«Cuando los que mandan pierden la vergüenza, los que obedecen pierden el respeto» (Georg C. Lichtenberg)
Cuando rodaba el cuarto de esta tarde en Zafra todo estaba cumplido. La séptima palabra y la expiración de un mortecino tendido habían culminado el rito por el que la tauromaquia acababa de ofrecer la imagen más triste. Si lo que queríamos era deconstruir, lo habíamos bordado. Porque lo cierto es que -como estaba anunciado, pregonado, auspiciado y advertido- el primer acto de la segunda gira vino para reventar lo conseguido con las patas de atrás.
Y eso no era culpa ni de una empresa a la que casi obligaron a celebrar el festejo con tan sólo cuatro días para prepararlo ni de unos matadores que, o participaban en él, o estaban condenados al oscurantismo de quien esta se la guardaría para cuando procediese. Era culpa de aquellos que organizaron la Crucifixión. De aquellos que vieron el final de abril como la hora perfecta para proseguir lo que en otoño tuvo buen tino pero que este 2021 era una guadaña contra las empresas que sí querían (y podían) trabajar en las próximas semanas.
Guadaña no contra las Ferias que este mes de mayo sí se van a retransmitir, sino guadaña contra el medio plazo: contra un junio en el que las empresas necesitarían fechas de una televisión que ya ha quemado dos más en su lista de objetivos; guadaña de aquellos seriales de julio a octubre que reducirán su abono por culpa de quien ahora, a 30 de abril, ve 80.000 por tarde en un festejo con 80 personas pagando y huele meramente el pan del hoy, mas no percibe el hambre del mañana. Y querer reconstruir el sector tomando como modelo lo que sucedió en Zafra de tablas hacia afuera es de todo menos lógico.
Por eso a esa hora, cuando el cuarto rodaba, ya lo habían apaleado.
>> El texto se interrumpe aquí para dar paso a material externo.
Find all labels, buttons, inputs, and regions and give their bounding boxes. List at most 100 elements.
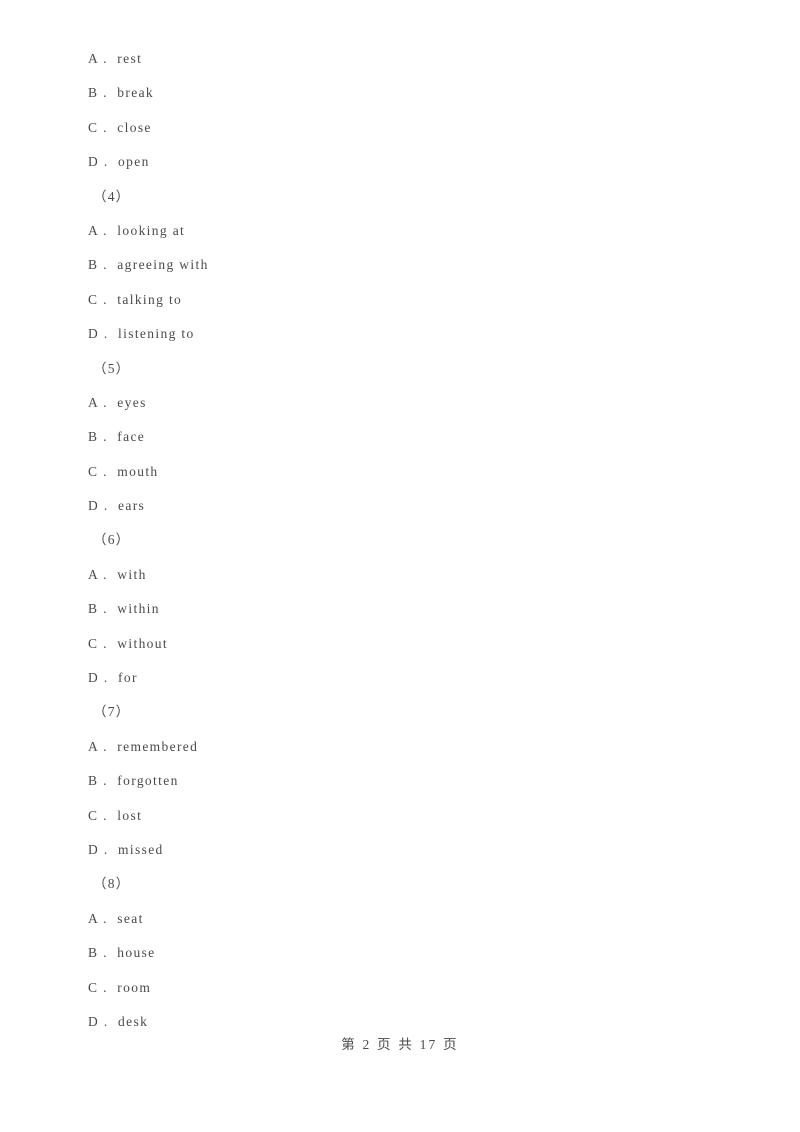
option-text: mouth <box>117 463 159 479</box>
answer-option[interactable]: C . mouth <box>88 455 728 489</box>
option-letter: C <box>88 979 99 995</box>
option-separator: . <box>103 394 108 410</box>
option-letter: C <box>88 291 99 307</box>
footer-of-label: 共 <box>398 1037 415 1052</box>
option-text: seat <box>117 910 144 926</box>
answer-option[interactable]: C . room <box>88 971 728 1005</box>
answer-option[interactable]: B . face <box>88 420 728 454</box>
answer-option[interactable]: B . forgotten <box>88 764 728 798</box>
answer-option[interactable]: A . looking at <box>88 214 728 248</box>
option-letter: D <box>88 154 100 170</box>
option-text: room <box>117 979 152 995</box>
option-separator: . <box>103 979 108 995</box>
option-separator: . <box>103 326 109 342</box>
option-text: open <box>118 154 150 170</box>
option-letter: B <box>88 945 99 961</box>
option-separator: . <box>103 670 109 686</box>
option-separator: . <box>103 841 109 857</box>
option-text: lost <box>117 807 143 823</box>
answer-option[interactable]: D . for <box>88 661 728 695</box>
option-letter: A <box>88 51 99 66</box>
option-separator: . <box>103 635 108 651</box>
option-letter: D <box>88 841 100 857</box>
answer-option[interactable]: A . with <box>88 558 728 592</box>
option-separator: . <box>103 601 108 617</box>
option-letter: A <box>88 566 99 582</box>
footer-prefix: 第 <box>341 1037 357 1052</box>
option-letter: D <box>88 670 100 686</box>
option-separator: . <box>103 119 108 135</box>
option-letter: A <box>88 910 99 926</box>
option-letter: B <box>88 773 99 789</box>
option-text: missed <box>118 841 164 857</box>
answer-option[interactable]: A . eyes <box>88 386 728 420</box>
option-text: without <box>117 635 168 651</box>
question-number-marker: （8） <box>93 876 131 892</box>
page-content: A . rest B . break C . close D . open （4） A .… <box>88 42 728 1039</box>
option-letter: D <box>88 326 100 342</box>
option-letter: C <box>88 119 99 135</box>
option-text: with <box>117 566 147 582</box>
option-text: house <box>117 945 156 961</box>
option-text: forgotten <box>117 773 179 789</box>
page-footer: 第 2 页 共 17 页 <box>0 1033 800 1053</box>
footer-page-unit-first: 页 <box>377 1037 393 1052</box>
option-separator: . <box>103 85 108 101</box>
answer-option[interactable]: D . open <box>88 145 728 179</box>
answer-option[interactable]: C . talking to <box>88 283 728 317</box>
footer-total-pages: 17 <box>419 1037 438 1052</box>
option-separator: . <box>103 498 109 514</box>
answer-option[interactable]: D . ears <box>88 489 728 523</box>
answer-option[interactable]: D . listening to <box>88 317 728 351</box>
option-letter: C <box>88 635 99 651</box>
option-text: eyes <box>117 394 147 410</box>
answer-option[interactable]: C . without <box>88 627 728 661</box>
option-text: break <box>117 85 155 101</box>
option-text: rest <box>117 51 143 66</box>
question-number-marker: （7） <box>93 704 131 720</box>
option-text: close <box>117 119 152 135</box>
option-separator: . <box>103 463 108 479</box>
option-letter: B <box>88 429 99 445</box>
option-letter: B <box>88 601 99 617</box>
option-letter: A <box>88 394 99 410</box>
option-separator: . <box>103 807 108 823</box>
option-separator: . <box>103 910 108 926</box>
answer-option[interactable]: B . break <box>88 76 728 110</box>
answer-option[interactable]: B . agreeing with <box>88 248 728 282</box>
answer-option[interactable]: B . house <box>88 936 728 970</box>
option-separator: . <box>103 773 108 789</box>
option-text: listening to <box>118 326 195 342</box>
footer-page-unit-second: 页 <box>443 1037 459 1052</box>
option-letter: C <box>88 807 99 823</box>
option-letter: A <box>88 738 99 754</box>
option-letter: D <box>88 498 100 514</box>
option-separator: . <box>103 257 108 273</box>
option-text: agreeing with <box>117 257 209 273</box>
option-separator: . <box>103 1013 109 1029</box>
document-page: A . rest B . break C . close D . open （4） A .… <box>0 0 800 1132</box>
option-letter: B <box>88 257 99 273</box>
option-text: desk <box>118 1013 149 1029</box>
option-separator: . <box>103 429 108 445</box>
question-number-marker: （4） <box>93 188 131 204</box>
answer-option[interactable]: A . rest <box>88 42 728 76</box>
option-separator: . <box>103 51 108 66</box>
answer-option[interactable]: A . remembered <box>88 730 728 764</box>
option-separator: . <box>103 291 108 307</box>
answer-option[interactable]: C . lost <box>88 799 728 833</box>
answer-option[interactable]: A . seat <box>88 902 728 936</box>
answer-option[interactable]: B . within <box>88 592 728 626</box>
option-text: looking at <box>117 222 186 238</box>
answer-option[interactable]: C . close <box>88 111 728 145</box>
option-letter: D <box>88 1013 100 1029</box>
question-number-marker: （5） <box>93 360 131 376</box>
answer-option[interactable]: D . missed <box>88 833 728 867</box>
option-letter: A <box>88 222 99 238</box>
footer-current-page: 2 <box>362 1037 372 1052</box>
option-letter: C <box>88 463 99 479</box>
option-separator: . <box>103 566 108 582</box>
option-text: talking to <box>117 291 183 307</box>
option-text: within <box>117 601 160 617</box>
option-text: ears <box>118 498 146 514</box>
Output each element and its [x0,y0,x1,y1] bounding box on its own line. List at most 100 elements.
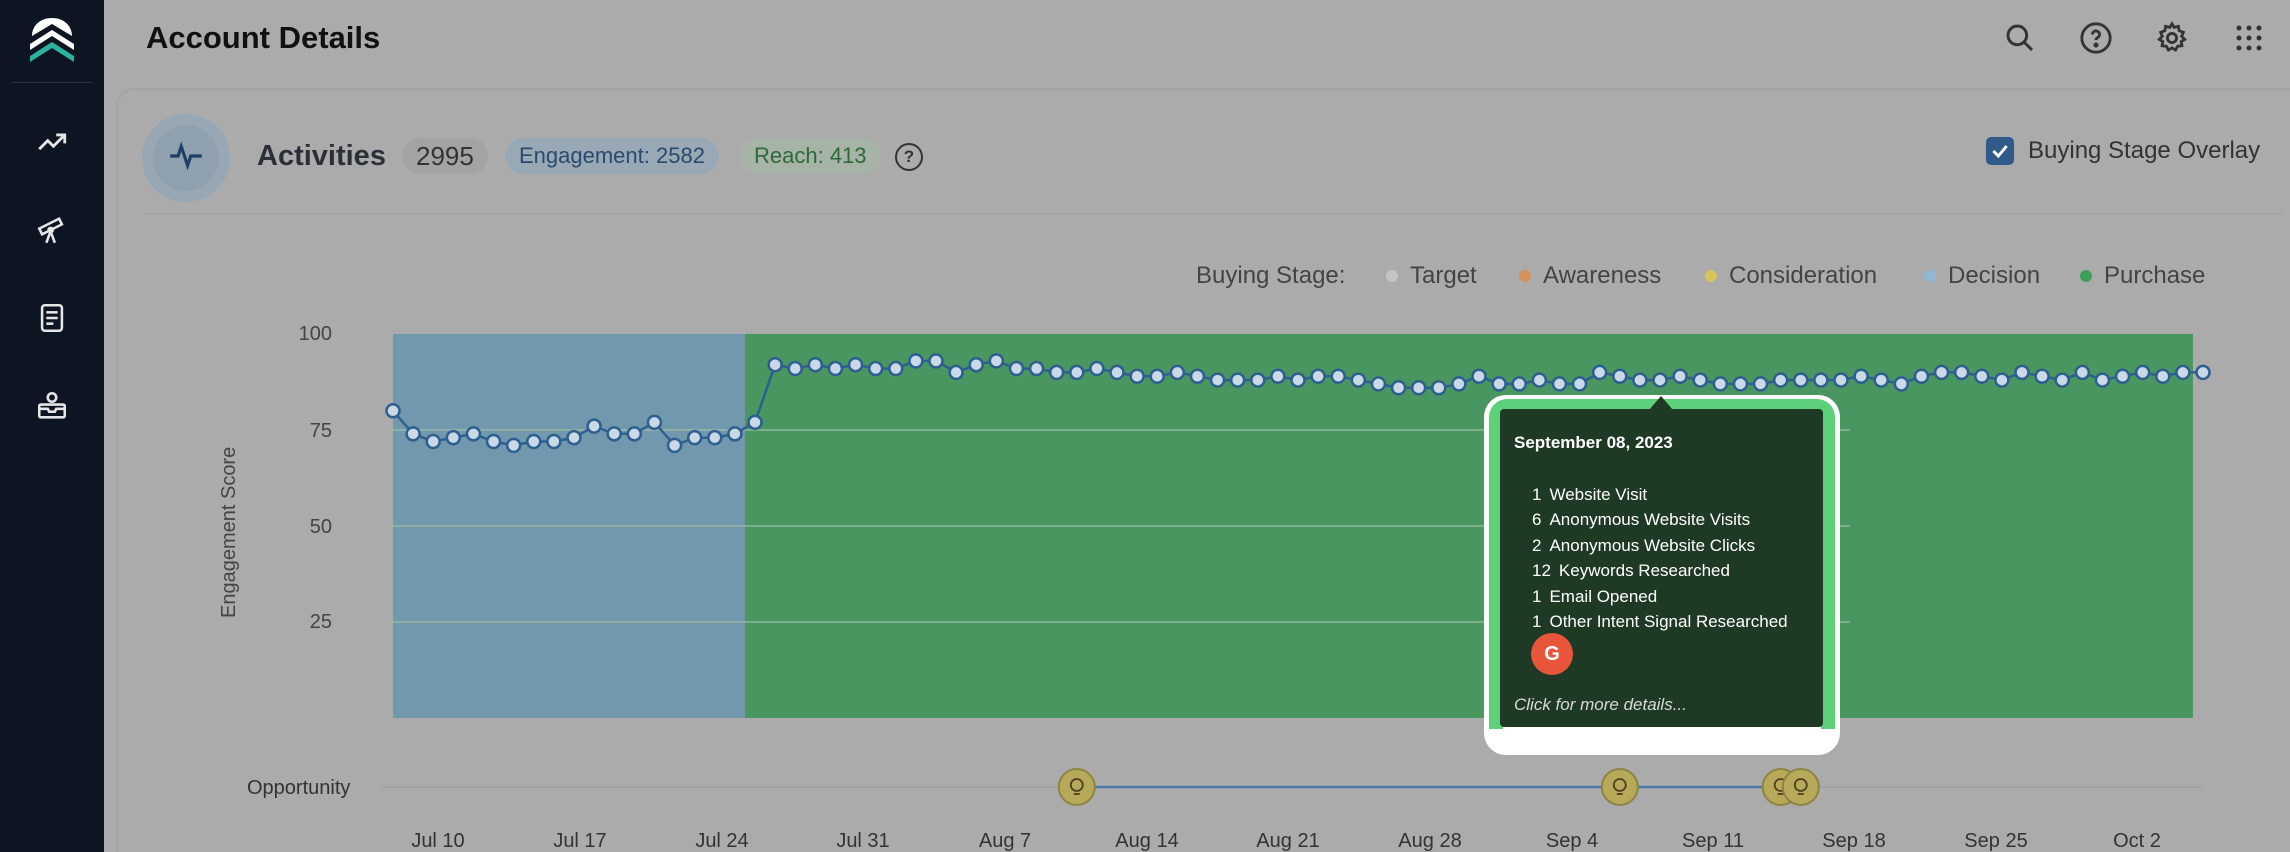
tooltip-more-details-link[interactable]: Click for more details... [1514,695,1687,715]
data-point [626,426,643,442]
data-point [867,360,884,377]
data-point [2175,364,2191,381]
data-point [948,364,964,381]
x-tick-label: Aug 14 [1115,830,1179,852]
data-point [908,353,924,369]
data-point [847,356,864,373]
data-point [1189,368,1206,384]
data-point [1772,372,1789,388]
data-point [1471,368,1487,384]
data-point [2014,364,2030,381]
data-point [1089,360,1105,377]
x-tick-label: Sep 25 [1964,830,2028,852]
data-point [526,433,542,450]
data-point [1873,372,1889,388]
data-point [1793,372,1809,388]
data-point [727,426,743,442]
data-point [2155,368,2171,384]
x-tick-label: Sep 4 [1545,830,1599,852]
data-point [2114,368,2131,384]
data-point [1692,372,1708,388]
tooltip-row: 1 Website Visit [1532,485,1648,504]
x-tick-label: Jul 17 [553,830,607,852]
data-point [1290,372,1306,388]
data-point [2054,372,2070,388]
opportunity-marker [1781,768,1820,806]
tooltip-row: 6 Anonymous Website Visits [1532,510,1751,529]
x-tick-label: Aug 28 [1398,830,1462,852]
data-point [385,403,401,419]
data-point [1913,368,1930,384]
x-tick-label: Sep 18 [1822,830,1886,852]
x-tick-label: Jul 24 [695,830,749,852]
data-point [1591,364,1608,381]
data-point [666,437,683,454]
data-point [1933,364,1950,381]
data-point [1652,372,1668,388]
data-point [1229,372,1246,388]
data-point [1390,380,1407,396]
data-point [1431,380,1447,396]
tooltip-arrow [1649,396,1673,410]
data-point [686,429,703,446]
data-point [405,426,421,442]
data-point [1350,372,1367,388]
data-point [1994,372,2010,388]
x-tick-label: Aug 7 [978,830,1032,852]
data-point [827,360,844,377]
data-point [1551,376,1568,392]
data-point [1149,368,1165,384]
data-point [888,360,904,377]
data-point [1571,376,1588,392]
opportunity-label: Opportunity [247,777,351,799]
opportunity-marker [1057,768,1096,806]
engagement-chart [382,334,2211,806]
data-point [1612,368,1628,384]
data-point [505,437,522,454]
data-point [1491,376,1507,392]
data-point [546,433,562,450]
x-tick-label: Oct 2 [2113,830,2161,852]
data-point [928,353,944,369]
data-point [646,414,663,431]
data-point [1974,368,1990,384]
data-point [1008,360,1025,377]
data-point [988,353,1005,369]
x-tick-label: Sep 11 [1682,830,1744,852]
data-point [586,418,602,434]
data-point [1370,376,1387,392]
data-point [2094,372,2111,388]
data-point [707,429,723,446]
data-point [1330,368,1346,384]
data-point [1028,360,1045,377]
data-point [787,360,803,377]
data-point [1712,376,1729,392]
data-point [1953,364,1970,381]
data-point [2195,364,2211,381]
x-tick-label: Jul 31 [836,830,890,852]
tooltip-row: 1 Email Opened [1532,587,1658,606]
data-point [1270,368,1286,384]
data-point [747,414,763,431]
data-point [2134,364,2151,381]
data-point [1410,380,1427,396]
x-tick-label: Aug 21 [1256,830,1320,852]
data-point [2074,364,2091,381]
data-point [445,429,462,446]
opportunity-marker [1600,768,1639,806]
data-point [1109,364,1125,381]
data-point [1893,376,1910,392]
data-point [1250,372,1266,388]
data-point [1310,368,1326,384]
data-point [968,356,984,373]
x-tick-label: Jul 10 [411,830,465,852]
data-point [1752,376,1769,392]
data-point [425,433,441,450]
tooltip-row: 12 Keywords Researched [1532,561,1730,580]
data-point [1511,376,1527,392]
data-point [767,356,783,373]
data-point [465,426,482,442]
data-point [566,429,582,446]
data-point [1632,372,1648,388]
g2-logo-icon: G [1531,633,1573,675]
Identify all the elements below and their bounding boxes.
Lo habían flagelado. Lo habían coronado de espinas. Lo habían cargado con el madero. Se habían echado a suertes sus vestiduras y, aún así, el toreo seguía brotando por obra de los trastos de Robleño, de Salenc, de Uceda, de Espada… esos a los que habían faltado al respeto al manejar como el orto el escaparate que para ellos deberían haber bordado. El tesoro al que habían dilapidado con una mala idea manchada de quién sabe qué intereses seguía sonriéndoles, seguía mirándoles a los ojos, seguía haciéndolos felices y, sobre todo, él les ofrecía su perdón. El toreo, al que habían intentado matar.
Y la vida siguió porque hubo gente capaz de redimirse peleando con la vida para que él estuviese presente en Leganés, en Aranjuez, en Vistalegre, en Valladolid, en Istres, en Arles, en Nimes… Y hasta en Las Ventas resucitó, porque a esa hora se cocía a fuego lento un festival que será preludio de una posterior Beneficencia o Cultura que den lustre al verano de un Madrid de condición renovada en las urnas. Pero el clamor popular había espantado a los que pretendieron subastar los harapos.
Tan sólo Juan quedaba en el trance de la cruz; Pedro, el que por tres veces negó tener relación con este negocio ante el pópulo, huyó cual cobarde de la cita. Había dejado solo al tesoro que le había dado de comer su propia carne horas antes. “Todo está cumplido” dijo el vástago al que habían taladrado pies y manos. Y expiró.
Pero lo bueno de esta historia es que al tercer día sale el sol. Y existe el perdón otorgado si existe antes una disculpa: la que la Fundación y la que la Unión de Toreros le deben a todo el toreo. De no ser así, éste tendrá el derecho de perderles el respeto.